Bob Herbert – Right Again

2009 November 21
by terry mckenna

Today’s column is a must read.  Bob Herbert visits Detroit and laments the destruction of an industrial powerhouse that powered our WW2 victory and the prosperity of the Eisenhower era.  Sadly, we have abandoned all this for… what?   (For cheap furniture that falls apart in a few years, or cheap home electrics assembled by near slave labor?)

He used Professor Harley Shaiken (U of C, Berkeley) to guide his observations.

Here are two observations extracted from Herbert’s column – the first is a quote from the professor:

“We’ve been living with the illusion that manufacturing — making things — is so 20th century,” said Mr.

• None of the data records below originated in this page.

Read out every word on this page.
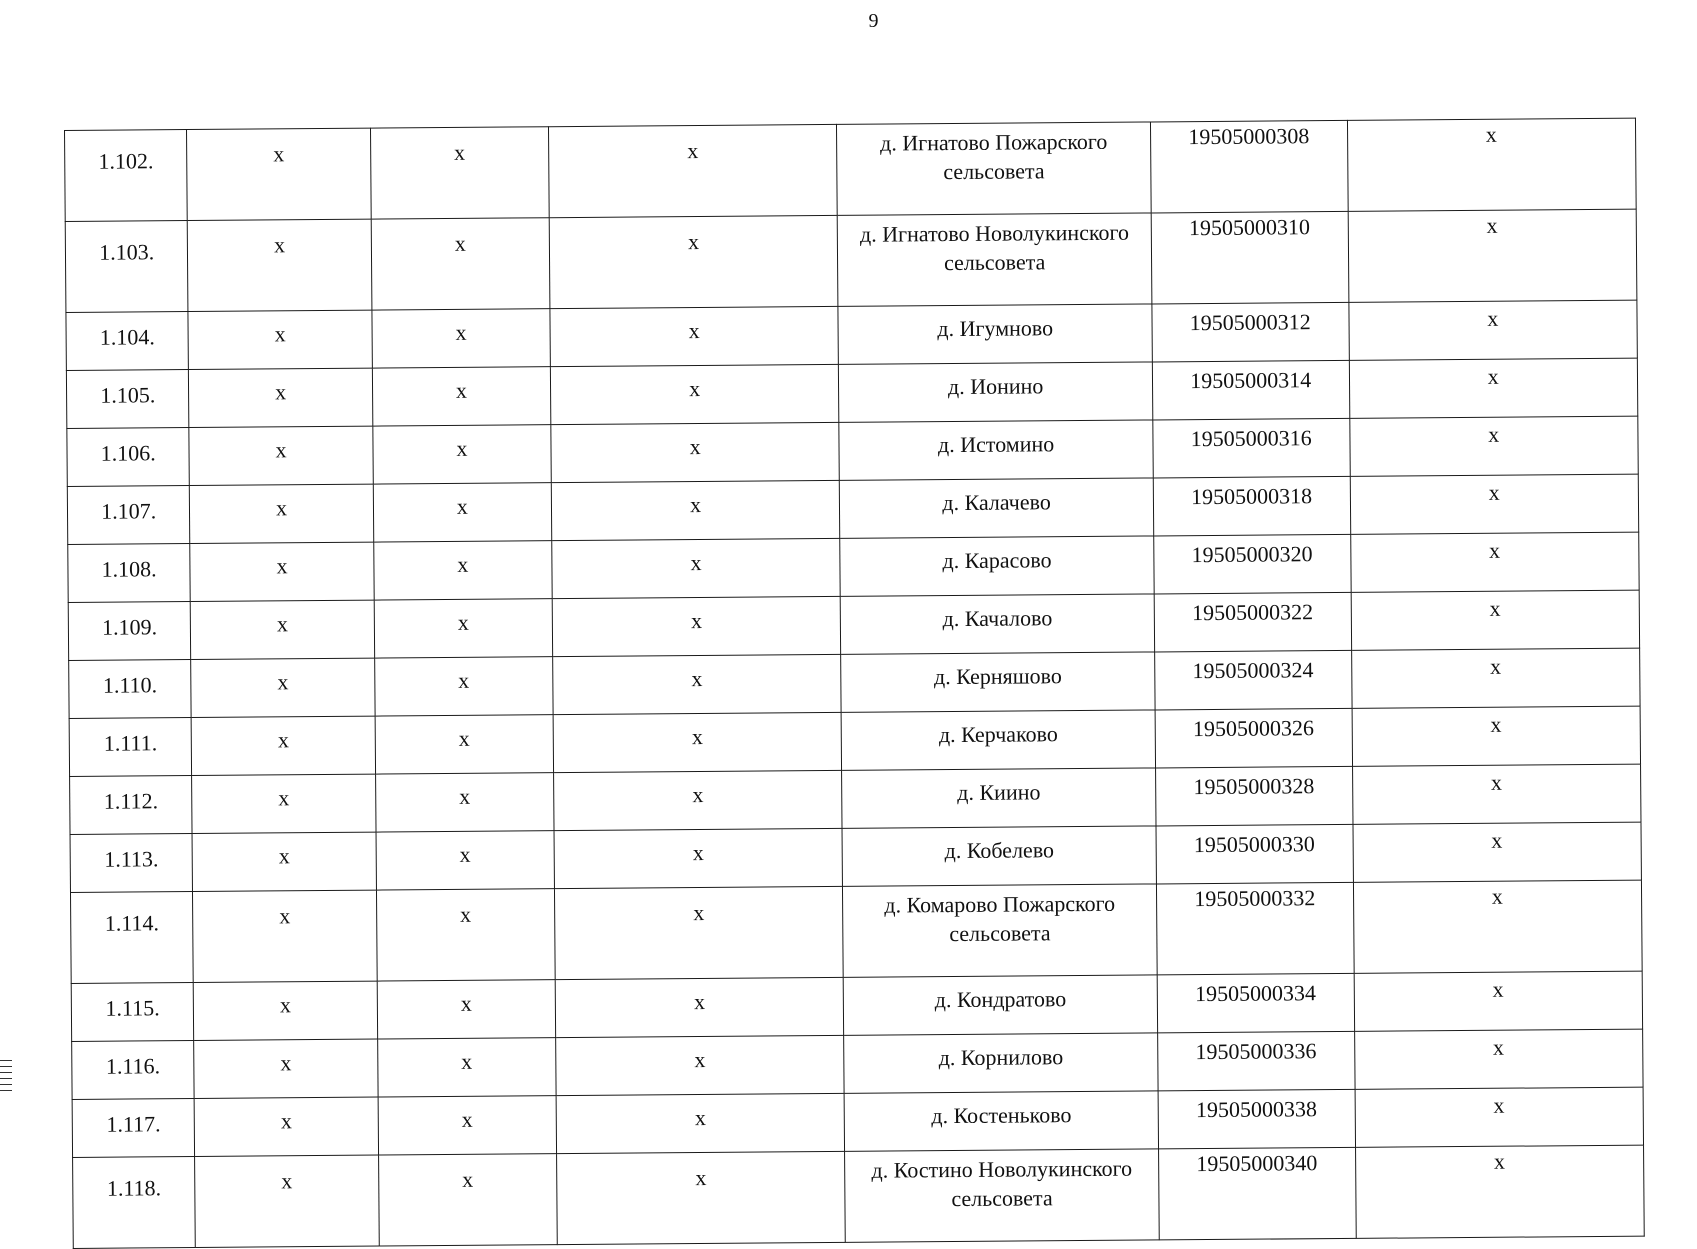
9
1.102.	х	х	х	д. Игнатово Пожарского сельсовета	19505000308	х
1.103.	х	х	х	д. Игнатово Новолукинского сельсовета	19505000310	х
1.104.	х	х	х	д. Игумново	19505000312	х
1.105.	х	х	х	д. Ионино	19505000314	х
1.106.	х	х	х	д. Истомино	19505000316	х
1.107.	х	х	х	д. Калачево	19505000318	х
1.108.	х	х	х	д. Карасово	19505000320	х
1.109.	х	х	х	д. Качалово	19505000322	х
1.110.	х	х	х	д. Керняшово	19505000324	х
1.111.	х	х	х	д. Керчаково	19505000326	х
1.112.	х	х	х	д. Киино	19505000328	х
1.113.	х	х	х	д. Кобелево	19505000330	х
1.114.	х	х	х	д. Комарово Пожарского сельсовета	19505000332	х
1.115.	х	х	х	д. Кондратово	19505000334	х
1.116.	х	х	х	д. Корнилово	19505000336	х
1.117.	х	х	х	д. Костеньково	19505000338	х
1.118.	х	х	х	д. Костино Новолукинского сельсовета	19505000340	х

Shaiken, “and that we could succeed by concentrating, for example, on complex financial instruments while abandoning the industrial base that sustained so many American families.”

… We need a revitalized industrial policy, including the creation of whole new industries, if American families are to prosper in the coming decades. If there is any sense of urgency about this in the hearts and minds of our corporate and government leaders, I’ve missed it.

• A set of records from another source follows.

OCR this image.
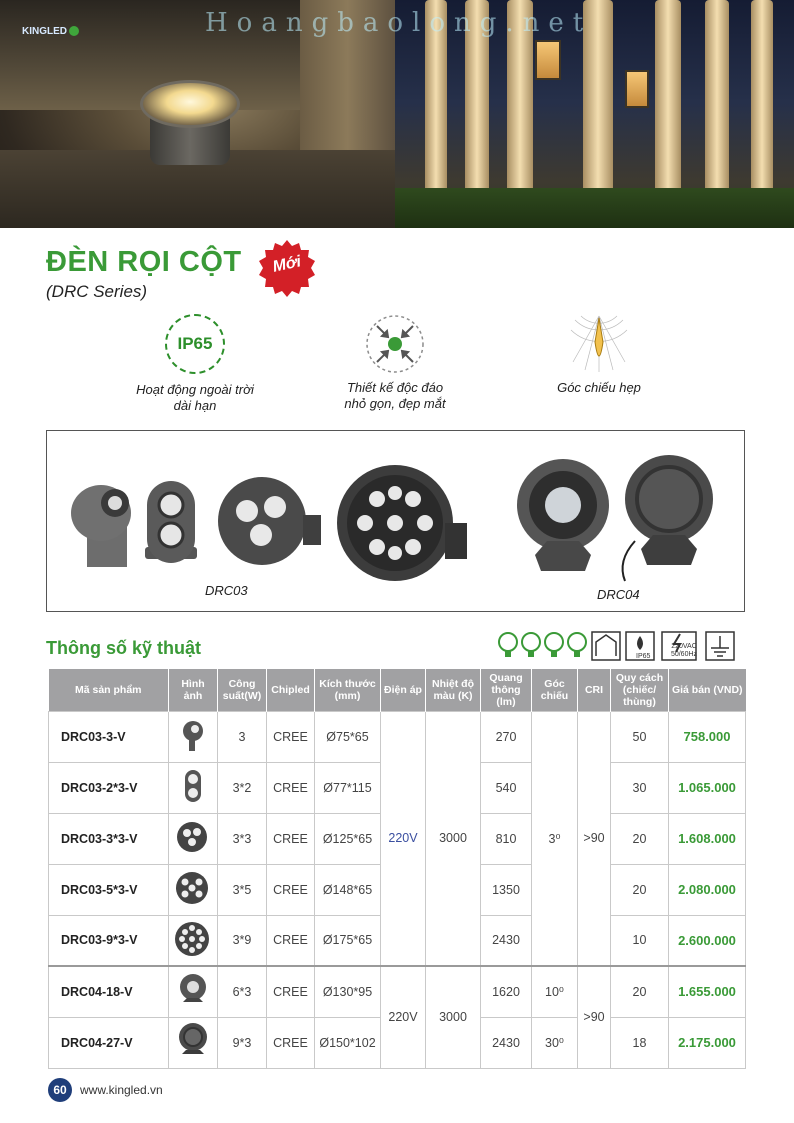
KINGLED	Hoangbaolong.net
ĐÈN RỌI CỘT
(DRC Series)
Mới
IP65
Hoạt động ngoài trời
dài hạn
Thiết kế độc đáo
nhỏ gọn, đẹp mắt
Góc chiếu hẹp
DRC03	DRC04
Thông số kỹ thuật	IP65
220VAC
50/60Hz
Mã sản phẩm	Hình ảnh	Công suất(W)	Chipled	Kích thước (mm)	Điện áp	Nhiệt độ màu (K)	Quang thông (lm)	Góc chiếu	CRI	Quy cách (chiếc/ thùng)	Giá bán (VND)
DRC03-3-V		3	CREE	Ø75*65	220V	3000	270	3⁰	>90	50	758.000
DRC03-2*3-V		3*2	CREE	Ø77*115			540			30	1.065.000
DRC03-3*3-V		3*3	CREE	Ø125*65			810			20	1.608.000
DRC03-5*3-V		3*5	CREE	Ø148*65			1350			20	2.080.000
DRC03-9*3-V		3*9	CREE	Ø175*65			2430			10	2.600.000
DRC04-18-V		6*3	CREE	Ø130*95	220V	3000	1620	10⁰	>90	20	1.655.000
DRC04-27-V		9*3	CREE	Ø150*102			2430	30⁰		18	2.175.000
60	www.kingled.vn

Sadly, Professor Shaiken is a professor of language and literacy, with an expertise in labor – that’s too bad, because until the economists start showing the same concern, there will be no solution – and the solution is to craft an industrial policy, one that provides incentives for American manufacturing, and the production of good stable jobs.

I have already written on this issue, so have little more to say, just that the unseen hand of the marketplace has given the worker the finger.

By the way, Detroit is not alone.  If you don’t live in Detroit, but are near any of our dying Rustbelt cities, please visit one and marvel at the vest empty stretches of unused and obsolete industrial space.  I have spent a lot of time in Ohio, and have seen the now very empty Springfield.  Dayton is a mess too.  If in Missouri, try St. Louis. In Eastern PA, take a look at the remains of Bethlehem.  The residue of ruin should be considered as much of a catastrophe as a dead river or a mountainside that was mined into oblivion.